The case for two semantic webs

This article appears in the issue June 2006, [Vol 15, Issue 6]


   Bookmark and Share

The Web is semantic. It has to be because we've written it. It is an endless ocean of words and deliberately created images. Every link in every blog post also has meaning, and almost always that meaning is expressed explicitly or is blindingly clear from context: not simply "Click here and you'll get a surprise" but "Click here to read Glenn's latest bad idea" or "Click here to hear why Shelley thinks the tech conference she was at stacked the deck against women." One way or another, Web pages almost always tell us what the destination of the link is about, and often what we ought to think about it.

So, when Tim Berners-Lee issued the call for the Semantic Web, it wasn't because there weren't enough meaningful phrases online. The problem he saw was that HTML, the syntax of the Web, didn't include enough meaning: The meaning was "trapped" in language, not in code. At the code level, all links are the same----even though that code is almost always embedded in a sentence that contextualizes the link. So, Berners-Lee suggested a syntax that would capture the meaning expressed on pages in a way that computers could process.

Called RDF (for Resource Description Framework), this new syntax is the one thing Semantic Web supporters agree on. RDF expresses the relationship between two terms: Apples are a type of fruit; Homer is the father of Bart. RDF lets a site owner create whatever relationships she wants. All those relationships when put together constitute an ontology. For example, a genealogy site that wants to Semantic Webbify would have an ontology that expresses--in RDF triples--that sons are children, that children have parents, that couples have children, that sisters are female siblings, and so on until every relationship down to illegitimate third cousins twice removed is codified. (Ontologies are expressed in the Semantic Web standard called OWL.)

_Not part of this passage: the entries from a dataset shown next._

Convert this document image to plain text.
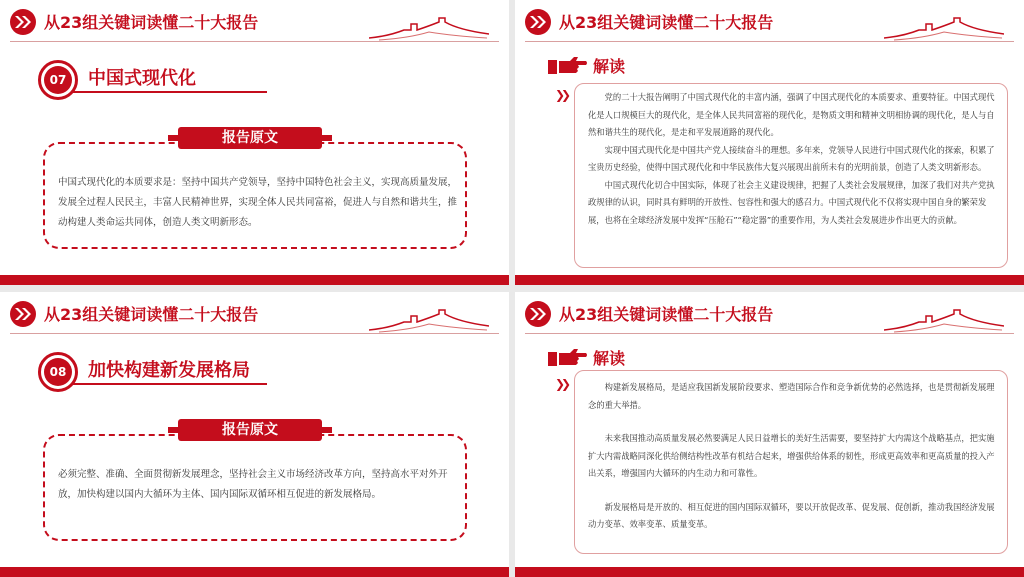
从23组关键词读懂二十大报告
07	中国式现代化
报告原文
中国式现代化的本质要求是：坚持中国共产党领导，坚持中国特色社会主义，实现高质量发展，发展全过程人民民主，丰富人民精神世界，实现全体人民共同富裕，促进人与自然和谐共生，推动构建人类命运共同体，创造人类文明新形态。
从23组关键词读懂二十大报告
解读
❯❯	党的二十大报告阐明了中国式现代化的丰富内涵，强调了中国式现代化的本质要求、重要特征。中国式现代化是人口规模巨大的现代化，是全体人民共同富裕的现代化，是物质文明和精神文明相协调的现代化，是人与自然和谐共生的现代化，是走和平发展道路的现代化。

实现中国式现代化是中国共产党人接续奋斗的理想。多年来，党领导人民进行中国式现代化的探索，积累了宝贵历史经验，使得中国式现代化和中华民族伟大复兴展现出前所未有的光明前景，创造了人类文明新形态。

中国式现代化切合中国实际，体现了社会主义建设规律，把握了人类社会发展规律，加深了我们对共产党执政规律的认识，同时具有鲜明的开放性、包容性和强大的感召力。中国式现代化不仅将实现中国自身的繁荣发展，也将在全球经济发展中发挥“压舱石”“稳定器”的重要作用，为人类社会发展进步作出更大的贡献。

从23组关键词读懂二十大报告
08	加快构建新发展格局
报告原文
必须完整、准确、全面贯彻新发展理念，坚持社会主义市场经济改革方向，坚持高水平对外开放，加快构建以国内大循环为主体、国内国际双循环相互促进的新发展格局。
从23组关键词读懂二十大报告
解读
❯❯	构建新发展格局，是适应我国新发展阶段要求、塑造国际合作和竞争新优势的必然选择，也是贯彻新发展理念的重大举措。

未来我国推动高质量发展必然要满足人民日益增长的美好生活需要，要坚持扩大内需这个战略基点，把实施扩大内需战略同深化供给侧结构性改革有机结合起来，增强供给体系的韧性，形成更高效率和更高质量的投入产出关系，增强国内大循环的内生动力和可靠性。

新发展格局是开放的、相互促进的国内国际双循环，要以开放促改革、促发展、促创新，推动我国经济发展动力变革、效率变革、质量变革。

Beyond this, Semantic Webbers are split. Some want to build comprehensive ontologies for large domains. For example, there are a couple of competing ontologies of the domain of law, each of which has thousands of terms. It's reminiscent of 19th and 20th century attempts to build comprehensive taxonomies. And this approach suffers from the same intractable problems: First, the task is overwhelmingly large. Second, one ontology can't capture all the different ways we think about these domains. Third, they are trying to make explicit what is in fact a largely implicit realm, and doing so inevitably distorts the result.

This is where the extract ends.